Image: Looking Glass by Louris van der Geer, VCA Master in Writing for Performance graduate. Performed at fortyfive downstairs, August 2017. Photography: Pier Carthew. Directed by Susie Dee, set/costume by Kate Davis, lighting by Amelia Lever-Davidson.
The course coordinator Dr Raimondo Cortese said it is all about showing the examiners a ‘cross-section” of your writing experience.’
‘It can be either a sample of different works, or a long sample of the one work,’ he explained.
Because the course is open to all forms of performance writing, Cortese encourages prospective students to send in writing that best reflects their interests.
‘I am personally open to all kinds of writing and am aware that people can often be eclectic in the way they express themselves,’ he said.
This openness to form is also embedded in the delivery of the Masters.

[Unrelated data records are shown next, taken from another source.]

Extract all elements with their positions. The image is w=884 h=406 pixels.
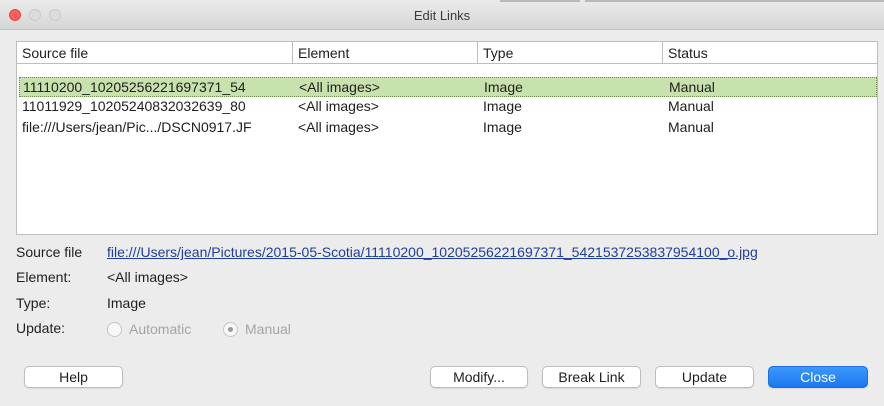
table-row[interactable]: file:///Users/jean/Pic.../DSCN0917.JF <A… — [19, 118, 877, 138]
window-title: Edit Links — [413, 8, 471, 23]
update-button[interactable]: Update — [655, 366, 754, 388]
column-header-type[interactable]: Type — [478, 42, 663, 64]
cell-status: Manual — [668, 119, 714, 135]
cell-element: <All images> — [299, 79, 380, 95]
column-header-source-file[interactable]: Source file — [17, 42, 293, 64]
cell-status: Manual — [669, 79, 715, 95]
source-file-label: Source file — [16, 244, 83, 260]
cell-type: Image — [483, 98, 522, 114]
break-link-button[interactable]: Break Link — [542, 366, 641, 388]
modify-button[interactable]: Modify... — [430, 366, 528, 388]
cell-type: Image — [484, 79, 523, 95]
cell-type: Image — [483, 119, 522, 135]
radio-manual[interactable] — [223, 321, 238, 337]
type-value: Image — [107, 295, 146, 311]
element-label: Element: — [16, 269, 72, 285]
update-label: Update: — [16, 320, 66, 336]
edit-links-dialog: Edit Links Source file Element Type Stat… — [0, 0, 884, 406]
radio-automatic[interactable] — [107, 321, 122, 337]
cell-element: <All images> — [298, 119, 379, 135]
element-value: <All images> — [107, 269, 188, 285]
title-bar: Edit Links — [0, 0, 884, 30]
update-automatic-option[interactable]: Automatic — [107, 320, 191, 338]
background-divider — [585, 0, 884, 2]
update-manual-option[interactable]: Manual — [223, 320, 291, 338]
type-label: Type: — [16, 295, 51, 311]
source-file-link[interactable]: file:///Users/jean/Pictures/2015-05-Scot… — [107, 244, 758, 260]
radio-manual-label: Manual — [245, 321, 291, 337]
cell-source-file: 11110200_10205256221697371_54 — [23, 79, 246, 95]
background-divider — [500, 0, 580, 2]
table-row[interactable]: 11011929_10205240832032639_80 <All image… — [19, 97, 877, 117]
column-header-element[interactable]: Element — [293, 42, 478, 64]
table-row[interactable]: 11110200_10205256221697371_54 <All image… — [19, 77, 877, 97]
cell-status: Manual — [668, 98, 714, 114]
column-header-status[interactable]: Status — [663, 42, 879, 64]
links-table: Source file Element Type Status 11110200… — [16, 41, 878, 235]
table-header: Source file Element Type Status — [17, 42, 877, 64]
close-button[interactable]: Close — [768, 366, 868, 388]
cell-source-file: file:///Users/jean/Pic.../DSCN0917.JF — [22, 119, 252, 135]
cell-element: <All images> — [298, 98, 379, 114]
cell-source-file: 11011929_10205240832032639_80 — [22, 98, 246, 114]
help-button[interactable]: Help — [24, 366, 123, 388]
radio-automatic-label: Automatic — [129, 321, 192, 337]
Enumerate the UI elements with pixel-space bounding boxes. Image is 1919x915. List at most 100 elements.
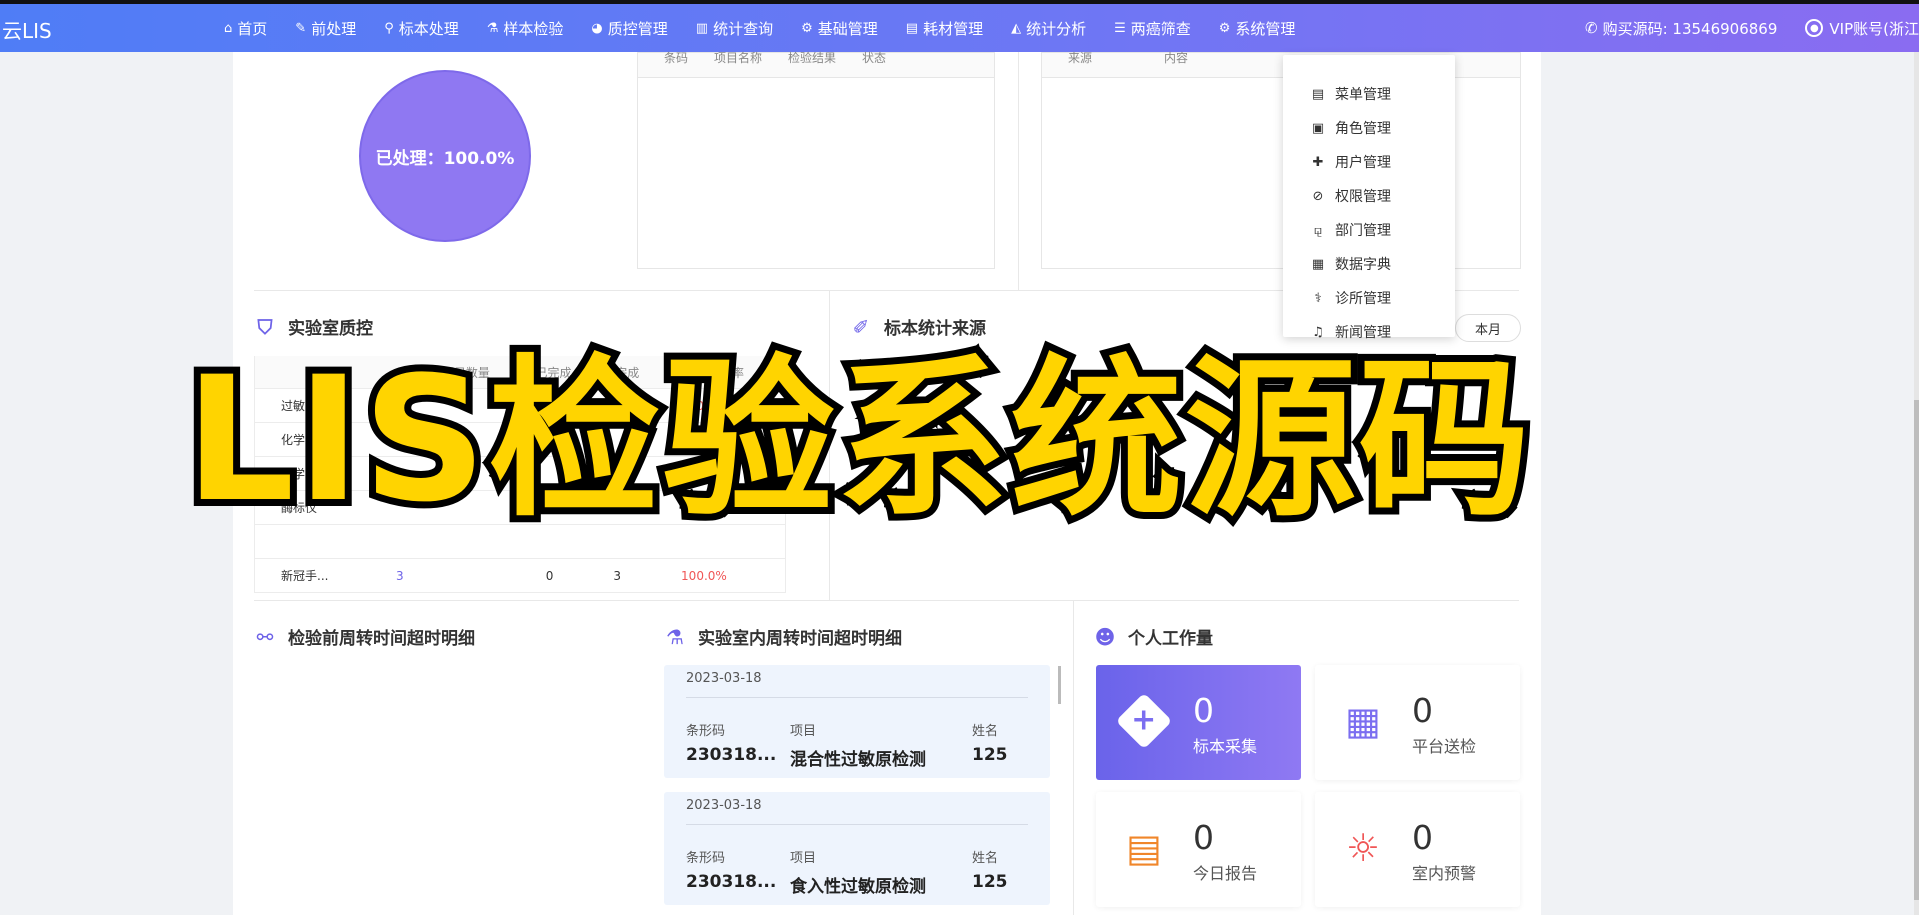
dropdown-item-user-management[interactable]: ✚ 用户管理: [1283, 145, 1455, 179]
tat-record-card[interactable]: 2023-03-18 条形码 项目 姓名 230318... 食入性过敏原检测 …: [664, 792, 1050, 905]
qc-name: 新冠手...: [254, 558, 388, 593]
workload-title: ☻ 个人工作量: [1094, 624, 1213, 650]
lab-tat-title: ⚗ 实验室内周转时间超时明细: [664, 624, 902, 650]
list-alt-icon: ▤: [1311, 86, 1325, 102]
nav-item-consumables[interactable]: ▤ 耗材管理: [892, 4, 997, 52]
divider: [686, 697, 1028, 698]
column-header: 状态: [862, 51, 887, 65]
item-value: 混合性过敏原检测: [790, 750, 926, 770]
section-title-text: 检验前周转时间超时明细: [288, 629, 475, 649]
item-value: 食入性过敏原检测: [790, 877, 926, 897]
brand-logo[interactable]: 云LIS: [2, 15, 52, 44]
nav-item-quality-control[interactable]: ◕ 质控管理: [577, 4, 681, 52]
nav-item-statistics-query[interactable]: ▥ 统计查询: [682, 4, 787, 52]
hospital-icon: ▦: [1345, 699, 1381, 743]
scroll-report-icon: ▤: [1126, 826, 1162, 870]
nav-label: 两癌筛查: [1130, 19, 1191, 38]
nav-item-specimen-processing[interactable]: ⚲ 标本处理: [370, 4, 473, 52]
table-row[interactable]: 新冠手... 3 0 3 100.0%: [254, 558, 786, 593]
dropdown-item-data-dictionary[interactable]: ▦ 数据字典: [1283, 247, 1455, 281]
user-circle-icon: ●: [1805, 19, 1824, 37]
top-navbar: 云LIS ⌂ 首页 ✎ 前处理 ⚲ 标本处理 ⚗ 样本检验 ◕ 质控管理 ▥ 统计查询 ⚙ 基…: [0, 4, 1919, 52]
stat-label: 今日报告: [1193, 864, 1258, 883]
barcode-value: 230318...: [686, 745, 777, 765]
name-label: 姓名: [972, 724, 999, 739]
name-value: 125: [972, 745, 1008, 765]
nav-item-home[interactable]: ⌂ 首页: [210, 4, 281, 52]
dropdown-item-clinic-management[interactable]: ⚕ 诊所管理: [1283, 281, 1455, 315]
column-header: 检验结果: [788, 51, 837, 65]
recent-results-table: 条码 项目名称 检验结果 状态: [637, 51, 995, 269]
nav-label: 统计查询: [713, 19, 774, 38]
dropdown-item-menu-management[interactable]: ▤ 菜单管理: [1283, 77, 1455, 111]
column-header: 项目名称: [714, 51, 763, 65]
nav-item-sample-testing[interactable]: ⚗ 样本检验: [473, 4, 578, 52]
bar-chart-icon: ▥: [695, 20, 709, 36]
id-card-icon: ▣: [1311, 120, 1325, 136]
stat-card-today-report[interactable]: ▤ 0 今日报告: [1096, 792, 1301, 907]
dropdown-item-role-management[interactable]: ▣ 角色管理: [1283, 111, 1455, 145]
item-label: 项目: [790, 851, 817, 866]
nav-item-system-management[interactable]: ⚙ 系统管理: [1205, 4, 1310, 52]
medical-plus-icon: +: [1115, 692, 1173, 750]
nav-item-cancer-screening[interactable]: ☰ 两癌筛查: [1100, 4, 1205, 52]
nav-label: 前处理: [311, 19, 357, 38]
ban-icon: ⊘: [1312, 188, 1324, 204]
alarm-light-icon: ☼: [1345, 826, 1381, 870]
barcode-value: 230318...: [686, 872, 777, 892]
table-header: 条码 项目名称 检验结果 状态: [638, 51, 994, 78]
flask-icon: ⚗: [666, 624, 684, 649]
tat-date: 2023-03-18: [686, 798, 762, 813]
navbar-right: ✆ 购买源码: 13546906869 ● VIP账号(浙江: [1585, 4, 1919, 52]
area-chart-icon: ◭: [1011, 20, 1022, 36]
dropdown-label: 角色管理: [1335, 121, 1391, 137]
vial-icon: ⚲: [384, 20, 394, 36]
qc-total[interactable]: 3: [387, 558, 520, 593]
name-value: 125: [972, 872, 1008, 892]
nav-label: 首页: [237, 19, 268, 38]
main-nav-menu: ⌂ 首页 ✎ 前处理 ⚲ 标本处理 ⚗ 样本检验 ◕ 质控管理 ▥ 统计查询 ⚙ 基础管理 ▤…: [210, 4, 1309, 52]
buy-source-link[interactable]: ✆ 购买源码: 13546906869: [1585, 18, 1777, 39]
stat-value: 0: [1193, 818, 1214, 857]
qc-done: 0: [519, 558, 588, 593]
stat-label: 平台送检: [1412, 737, 1477, 756]
nav-item-preprocess[interactable]: ✎ 前处理: [281, 4, 370, 52]
tat-list-scrollbar[interactable]: [1058, 666, 1061, 704]
nav-label: 统计分析: [1026, 19, 1087, 38]
account-menu[interactable]: ● VIP账号(浙江: [1805, 18, 1919, 39]
account-label: VIP账号(浙江: [1829, 19, 1919, 38]
book-icon: ▦: [1311, 256, 1325, 272]
stat-card-specimen-collection[interactable]: + 0 标本采集: [1096, 665, 1301, 780]
tat-record-card[interactable]: 2023-03-18 条形码 项目 姓名 230318... 混合性过敏原检测 …: [664, 665, 1050, 778]
pie-chart-icon: ◕: [591, 20, 603, 36]
divider: [254, 600, 1519, 601]
nav-item-basic-management[interactable]: ⚙ 基础管理: [787, 4, 892, 52]
dropdown-label: 菜单管理: [1335, 87, 1391, 103]
dropdown-item-permission-management[interactable]: ⊘ 权限管理: [1283, 179, 1455, 213]
qc-rate: 100.0%: [655, 558, 786, 593]
stat-card-platform-submission[interactable]: ▦ 0 平台送检: [1315, 665, 1520, 780]
column-header: 条码: [664, 51, 689, 65]
nav-item-statistics-analysis[interactable]: ◭ 统计分析: [997, 4, 1100, 52]
list-icon: ☰: [1114, 20, 1126, 36]
dropdown-label: 数据字典: [1335, 257, 1391, 273]
page-scrollbar-thumb[interactable]: [1914, 400, 1919, 900]
gear-icon: ⚙: [801, 20, 813, 36]
name-label: 姓名: [972, 851, 999, 866]
clinic-icon: ⚕: [1314, 290, 1322, 306]
stat-card-indoor-alert[interactable]: ☼ 0 室内预警: [1315, 792, 1520, 907]
sitemap-icon: ⚼: [1313, 222, 1323, 238]
dropdown-label: 用户管理: [1335, 155, 1391, 171]
processed-pie-chart: 已处理：100.0%: [359, 70, 531, 242]
column-header: 内容: [1164, 51, 1189, 65]
stat-label: 标本采集: [1193, 737, 1258, 756]
system-management-dropdown: ▤ 菜单管理 ▣ 角色管理 ✚ 用户管理 ⊘ 权限管理 ⚼ 部门管理 ▦ 数据字典 ⚕ 诊所管…: [1283, 55, 1455, 341]
user-icon: ☻: [1094, 624, 1116, 649]
qc-undone: 3: [587, 558, 656, 593]
divider: [686, 824, 1028, 825]
flask-icon: ⚗: [486, 20, 499, 36]
briefcase-icon: ▤: [905, 20, 919, 36]
divider: [1073, 600, 1074, 915]
nav-label: 基础管理: [817, 19, 878, 38]
dropdown-item-department-management[interactable]: ⚼ 部门管理: [1283, 213, 1455, 247]
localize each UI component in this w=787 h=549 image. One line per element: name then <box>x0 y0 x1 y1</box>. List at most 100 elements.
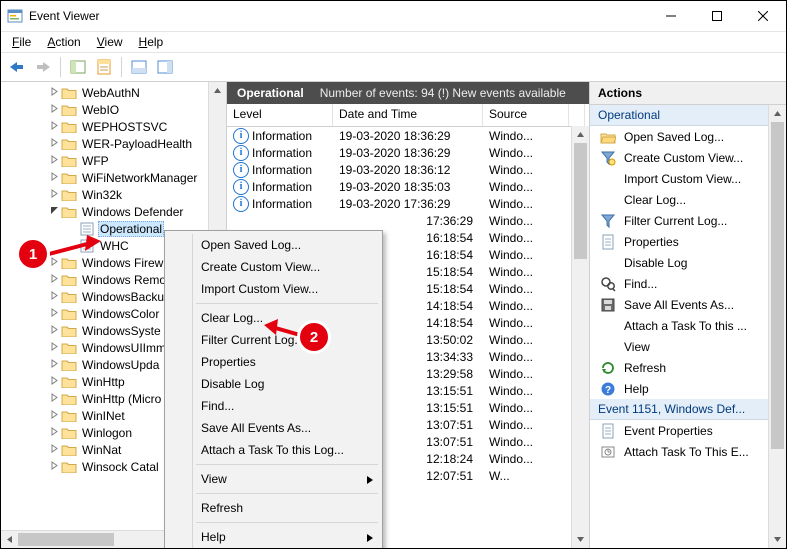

Cortese said the professional writers who teach the course encourage students to ‘explore their own individual styles and forms of writing while developing and refining their dramaturgical and editing skills.’
Applicants should also include a brief context for the excerpt they choose. Short-listed applicants are then invited to attend an interview as the final component of their application.
Cortese said students are sometimes fresh out of university theatre studies or creative writing degrees and the course appeals to industry professionals and emerging writers, or actors or directors who want to develop their writing skills. ‘We get a mix of advanced and early-stage writers,’ he added.
Alumni who have completed the course include Ross Mueller, Van Badham, Maude Davey, Morgan Rose, Emilie Collyer, Marie Lourey, and many others.
One reason the course has proved popular over the years is this practical studio setting. ‘Teachers have a very relaxed but focused approach, which is designed around the personal vision of each writer who comes into the course,’ said Cortese.
‘We teach the multiple ways of structuring theatre/ performance writing, looking at dramatic action, linear and multiple narrative trajectories, post dramatic forms, improvisation techniques, while also being aware that each student will offer a unique writing style that needs to be nurtured.’
‘Most writers tend to overwrite, and so need to develop tools to edit their own material in relation to what an actor will reveal when speaking their lines of dialogue. The other major issue is learning to structure the writing in a way that best reflects what a writer is trying to say.’
Applications for the VCA Master of Performance close on 19 November, 2017.